Impact-Aware Model Predictive Control for UAV Landing on a Heaving Platform

TL;DR

This paper introduces an impact-aware MPC framework for UAV landings on moving platforms, modeling impacts with Newton's law and embedding it as an LCP to improve landing robustness.

Contribution

It presents a novel impact-aware MPC that predicts impact dynamics and reduces rebound, validated through simulations and real-world experiments.

Findings

Restitution-aware prediction reduces pre-impact velocity.

Landing robustness is improved with the impact-aware MPC.

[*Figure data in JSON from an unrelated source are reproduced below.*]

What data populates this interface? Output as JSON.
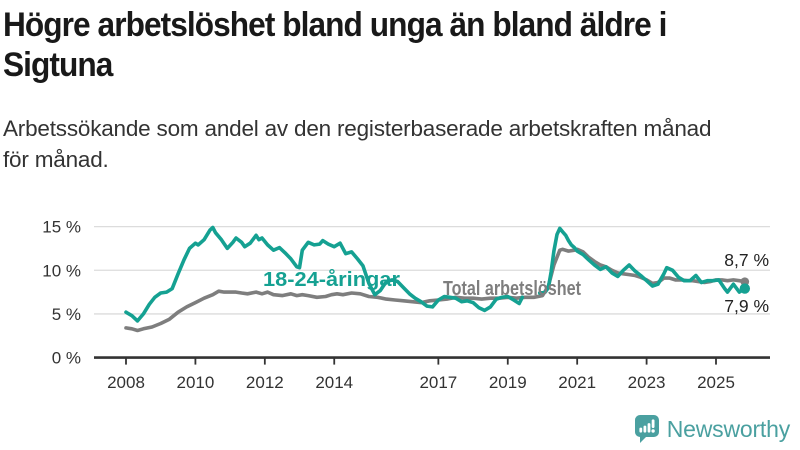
{
  "header": {
    "title_lines": [
      "Högre arbetslöshet bland unga än bland äldre i",
      "Sigtuna"
    ],
    "subtitle_lines": [
      "Arbetssökande som andel av den registerbaserade arbetskraften månad",
      "för månad."
    ]
  },
  "branding": {
    "logo_text": "Newsworthy",
    "logo_icon": "bar-chart-speech-bubble-icon",
    "accent_color": "#4aa0a0"
  },
  "chart_data": {
    "type": "line",
    "title": "Högre arbetslöshet bland unga än bland äldre i Sigtuna",
    "subtitle": "Arbetssökande som andel av den registerbaserade arbetskraften månad för månad.",
    "xlabel": "",
    "ylabel": "",
    "x_unit": "year, monthly observations",
    "xlim": [
      2007.1,
      2026.6
    ],
    "ylim": [
      0,
      16.5
    ],
    "grid": "horizontal",
    "legend_position": "inline-labels",
    "x_ticks": [
      2008,
      2010,
      2012,
      2014,
      2017,
      2019,
      2021,
      2023,
      2025
    ],
    "x_tick_labels": [
      "2008",
      "2010",
      "2012",
      "2014",
      "2017",
      "2019",
      "2021",
      "2023",
      "2025"
    ],
    "y_ticks": [
      0,
      5,
      10,
      15
    ],
    "y_tick_labels": [
      "0 %",
      "5 %",
      "10 %",
      "15 %"
    ],
    "label_color": "#333333",
    "end_label_color": "#222222",
    "series": [
      {
        "name": "Total arbetslöshet",
        "color": "#7e7e7e",
        "end_label": "8,7 %",
        "end_value": 8.7,
        "points": [
          [
            2008.0,
            3.4
          ],
          [
            2008.17,
            3.3
          ],
          [
            2008.33,
            3.1
          ],
          [
            2008.5,
            3.3
          ],
          [
            2008.75,
            3.5
          ],
          [
            2009.0,
            3.9
          ],
          [
            2009.25,
            4.4
          ],
          [
            2009.5,
            5.2
          ],
          [
            2009.75,
            5.8
          ],
          [
            2010.0,
            6.3
          ],
          [
            2010.25,
            6.8
          ],
          [
            2010.5,
            7.2
          ],
          [
            2010.67,
            7.6
          ],
          [
            2010.83,
            7.5
          ],
          [
            2011.0,
            7.5
          ],
          [
            2011.17,
            7.5
          ],
          [
            2011.33,
            7.4
          ],
          [
            2011.5,
            7.3
          ],
          [
            2011.75,
            7.5
          ],
          [
            2011.92,
            7.3
          ],
          [
            2012.08,
            7.5
          ],
          [
            2012.25,
            7.2
          ],
          [
            2012.5,
            7.1
          ],
          [
            2012.75,
            7.3
          ],
          [
            2012.92,
            7.1
          ],
          [
            2013.08,
            7.2
          ],
          [
            2013.25,
            7.1
          ],
          [
            2013.5,
            6.9
          ],
          [
            2013.75,
            7.0
          ],
          [
            2013.92,
            7.2
          ],
          [
            2014.08,
            7.3
          ],
          [
            2014.25,
            7.2
          ],
          [
            2014.5,
            7.4
          ],
          [
            2014.75,
            7.3
          ],
          [
            2015.0,
            7.0
          ],
          [
            2015.25,
            6.9
          ],
          [
            2015.5,
            6.7
          ],
          [
            2015.75,
            6.6
          ],
          [
            2016.0,
            6.5
          ],
          [
            2016.25,
            6.4
          ],
          [
            2016.5,
            6.3
          ],
          [
            2016.75,
            6.5
          ],
          [
            2017.0,
            6.6
          ],
          [
            2017.25,
            6.7
          ],
          [
            2017.5,
            6.9
          ],
          [
            2017.75,
            6.8
          ],
          [
            2018.0,
            6.8
          ],
          [
            2018.25,
            6.7
          ],
          [
            2018.5,
            6.8
          ],
          [
            2018.75,
            6.8
          ],
          [
            2019.0,
            6.9
          ],
          [
            2019.25,
            6.8
          ],
          [
            2019.5,
            6.9
          ],
          [
            2019.75,
            6.9
          ],
          [
            2020.0,
            7.1
          ],
          [
            2020.17,
            8.2
          ],
          [
            2020.33,
            10.6
          ],
          [
            2020.5,
            12.3
          ],
          [
            2020.58,
            12.4
          ],
          [
            2020.75,
            12.2
          ],
          [
            2020.92,
            12.3
          ],
          [
            2021.0,
            12.4
          ],
          [
            2021.17,
            12.1
          ],
          [
            2021.33,
            11.5
          ],
          [
            2021.5,
            11.0
          ],
          [
            2021.67,
            10.6
          ],
          [
            2021.83,
            10.4
          ],
          [
            2022.0,
            10.0
          ],
          [
            2022.17,
            9.7
          ],
          [
            2022.33,
            9.6
          ],
          [
            2022.5,
            9.5
          ],
          [
            2022.67,
            9.4
          ],
          [
            2022.83,
            9.2
          ],
          [
            2023.0,
            8.9
          ],
          [
            2023.17,
            8.5
          ],
          [
            2023.33,
            8.6
          ],
          [
            2023.5,
            9.1
          ],
          [
            2023.67,
            9.1
          ],
          [
            2023.83,
            8.9
          ],
          [
            2024.0,
            8.9
          ],
          [
            2024.17,
            8.8
          ],
          [
            2024.33,
            8.8
          ],
          [
            2024.5,
            8.7
          ],
          [
            2024.67,
            8.6
          ],
          [
            2024.83,
            8.7
          ],
          [
            2025.0,
            8.9
          ],
          [
            2025.17,
            8.9
          ],
          [
            2025.33,
            8.8
          ],
          [
            2025.5,
            8.9
          ],
          [
            2025.67,
            8.8
          ],
          [
            2025.83,
            8.7
          ]
        ]
      },
      {
        "name": "18-24-åringar",
        "color": "#15a192",
        "end_label": "7,9 %",
        "end_value": 7.9,
        "points": [
          [
            2008.0,
            5.2
          ],
          [
            2008.17,
            4.8
          ],
          [
            2008.33,
            4.2
          ],
          [
            2008.5,
            5.0
          ],
          [
            2008.67,
            6.1
          ],
          [
            2008.83,
            6.9
          ],
          [
            2009.0,
            7.4
          ],
          [
            2009.17,
            7.5
          ],
          [
            2009.33,
            7.9
          ],
          [
            2009.5,
            9.6
          ],
          [
            2009.67,
            11.2
          ],
          [
            2009.83,
            12.5
          ],
          [
            2010.0,
            13.1
          ],
          [
            2010.08,
            12.9
          ],
          [
            2010.25,
            13.5
          ],
          [
            2010.42,
            14.6
          ],
          [
            2010.5,
            14.9
          ],
          [
            2010.58,
            14.3
          ],
          [
            2010.75,
            13.5
          ],
          [
            2010.92,
            12.5
          ],
          [
            2011.08,
            13.2
          ],
          [
            2011.17,
            13.7
          ],
          [
            2011.33,
            13.2
          ],
          [
            2011.42,
            12.7
          ],
          [
            2011.58,
            13.1
          ],
          [
            2011.75,
            14.0
          ],
          [
            2011.83,
            13.5
          ],
          [
            2011.92,
            13.7
          ],
          [
            2012.08,
            12.9
          ],
          [
            2012.25,
            12.3
          ],
          [
            2012.42,
            12.6
          ],
          [
            2012.58,
            12.0
          ],
          [
            2012.75,
            11.3
          ],
          [
            2012.92,
            10.4
          ],
          [
            2013.0,
            10.3
          ],
          [
            2013.08,
            12.3
          ],
          [
            2013.25,
            13.2
          ],
          [
            2013.42,
            12.9
          ],
          [
            2013.58,
            13.0
          ],
          [
            2013.67,
            13.4
          ],
          [
            2013.83,
            13.0
          ],
          [
            2014.0,
            12.7
          ],
          [
            2014.17,
            13.1
          ],
          [
            2014.33,
            11.9
          ],
          [
            2014.5,
            12.1
          ],
          [
            2014.67,
            11.3
          ],
          [
            2014.83,
            10.5
          ],
          [
            2015.0,
            8.5
          ],
          [
            2015.17,
            7.2
          ],
          [
            2015.33,
            7.7
          ],
          [
            2015.5,
            8.7
          ],
          [
            2015.67,
            8.9
          ],
          [
            2015.83,
            8.7
          ],
          [
            2016.0,
            8.0
          ],
          [
            2016.17,
            7.3
          ],
          [
            2016.33,
            6.8
          ],
          [
            2016.5,
            6.4
          ],
          [
            2016.67,
            5.9
          ],
          [
            2016.83,
            5.8
          ],
          [
            2017.0,
            6.6
          ],
          [
            2017.17,
            7.0
          ],
          [
            2017.33,
            6.9
          ],
          [
            2017.5,
            6.8
          ],
          [
            2017.67,
            6.4
          ],
          [
            2017.83,
            6.5
          ],
          [
            2018.0,
            6.3
          ],
          [
            2018.17,
            5.7
          ],
          [
            2018.33,
            5.4
          ],
          [
            2018.5,
            5.8
          ],
          [
            2018.67,
            6.7
          ],
          [
            2018.83,
            6.9
          ],
          [
            2019.0,
            7.0
          ],
          [
            2019.17,
            6.6
          ],
          [
            2019.33,
            6.2
          ],
          [
            2019.42,
            6.9
          ],
          [
            2019.6,
            null
          ],
          [
            2019.92,
            7.4
          ],
          [
            2020.08,
            7.5
          ],
          [
            2020.17,
            8.0
          ],
          [
            2020.25,
            9.8
          ],
          [
            2020.33,
            12.2
          ],
          [
            2020.42,
            14.1
          ],
          [
            2020.5,
            14.8
          ],
          [
            2020.58,
            14.4
          ],
          [
            2020.67,
            14.0
          ],
          [
            2020.75,
            13.4
          ],
          [
            2020.83,
            12.9
          ],
          [
            2020.92,
            12.6
          ],
          [
            2021.0,
            12.2
          ],
          [
            2021.17,
            11.8
          ],
          [
            2021.33,
            11.2
          ],
          [
            2021.5,
            10.6
          ],
          [
            2021.67,
            10.1
          ],
          [
            2021.83,
            10.4
          ],
          [
            2022.0,
            9.7
          ],
          [
            2022.17,
            9.3
          ],
          [
            2022.33,
            10.0
          ],
          [
            2022.5,
            10.6
          ],
          [
            2022.67,
            9.9
          ],
          [
            2022.83,
            9.4
          ],
          [
            2023.0,
            8.8
          ],
          [
            2023.17,
            8.2
          ],
          [
            2023.33,
            8.4
          ],
          [
            2023.5,
            9.6
          ],
          [
            2023.58,
            10.3
          ],
          [
            2023.75,
            10.0
          ],
          [
            2023.92,
            9.2
          ],
          [
            2024.08,
            8.8
          ],
          [
            2024.25,
            8.8
          ],
          [
            2024.42,
            9.4
          ],
          [
            2024.58,
            8.6
          ],
          [
            2024.75,
            8.8
          ],
          [
            2024.92,
            8.8
          ],
          [
            2025.08,
            8.9
          ],
          [
            2025.25,
            7.9
          ],
          [
            2025.33,
            7.5
          ],
          [
            2025.5,
            8.4
          ],
          [
            2025.67,
            7.5
          ],
          [
            2025.83,
            7.9
          ]
        ]
      }
    ]
  }
}
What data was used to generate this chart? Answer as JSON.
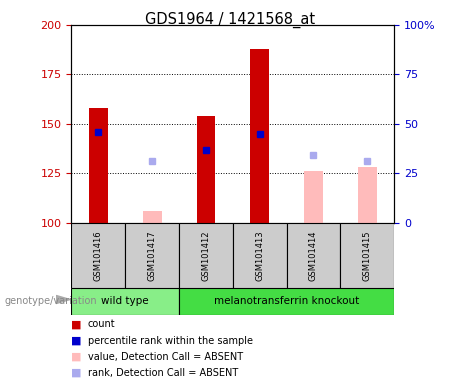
{
  "title": "GDS1964 / 1421568_at",
  "samples": [
    "GSM101416",
    "GSM101417",
    "GSM101412",
    "GSM101413",
    "GSM101414",
    "GSM101415"
  ],
  "groups": {
    "wild type": [
      0,
      1
    ],
    "melanotransferrin knockout": [
      2,
      3,
      4,
      5
    ]
  },
  "group_colors": {
    "wild type": "#88EE88",
    "melanotransferrin knockout": "#44DD44"
  },
  "ylim_left": [
    100,
    200
  ],
  "ylim_right": [
    0,
    100
  ],
  "yticks_left": [
    100,
    125,
    150,
    175,
    200
  ],
  "yticks_right": [
    0,
    25,
    50,
    75,
    100
  ],
  "ytick_labels_right": [
    "0",
    "25",
    "50",
    "75",
    "100%"
  ],
  "bar_base": 100,
  "count_values": [
    158,
    null,
    154,
    188,
    null,
    null
  ],
  "count_color": "#cc0000",
  "count_absent_values": [
    null,
    106,
    null,
    null,
    126,
    128
  ],
  "count_absent_color": "#ffbbbb",
  "rank_values_pct": [
    46,
    null,
    37,
    45,
    null,
    null
  ],
  "rank_color": "#0000cc",
  "rank_marker_size": 5,
  "rank_absent_values_pct": [
    null,
    31,
    null,
    null,
    34,
    31
  ],
  "rank_absent_color": "#aaaaee",
  "bar_width": 0.35,
  "genotype_label": "genotype/variation",
  "legend_labels": [
    "count",
    "percentile rank within the sample",
    "value, Detection Call = ABSENT",
    "rank, Detection Call = ABSENT"
  ],
  "legend_colors": [
    "#cc0000",
    "#0000cc",
    "#ffbbbb",
    "#aaaaee"
  ]
}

Experiments show an 86.2% reduction in post-impact deflection.

Abstract

Landing UAVs on heaving marine platforms is challenging because relative vertical motion can generate large impact forces and cause rebound on touchdown. To address this, we develop an impact-aware Model Predictive Control (MPC) framework that models landing as a velocity-level rigid-body impact governed by Newton's restitution law. We embed this as a linear complementarity problem (LCP) within the MPC dynamics to predict the discontinuous post-impact velocity and suppress rebound. In simulation, restitution-aware prediction reduces pre-impact relative velocity and improves landing robustness. Experiments on a heaving-deck testbed show an 86.2% reduction in post-impact deflection compared to a tracking MPC.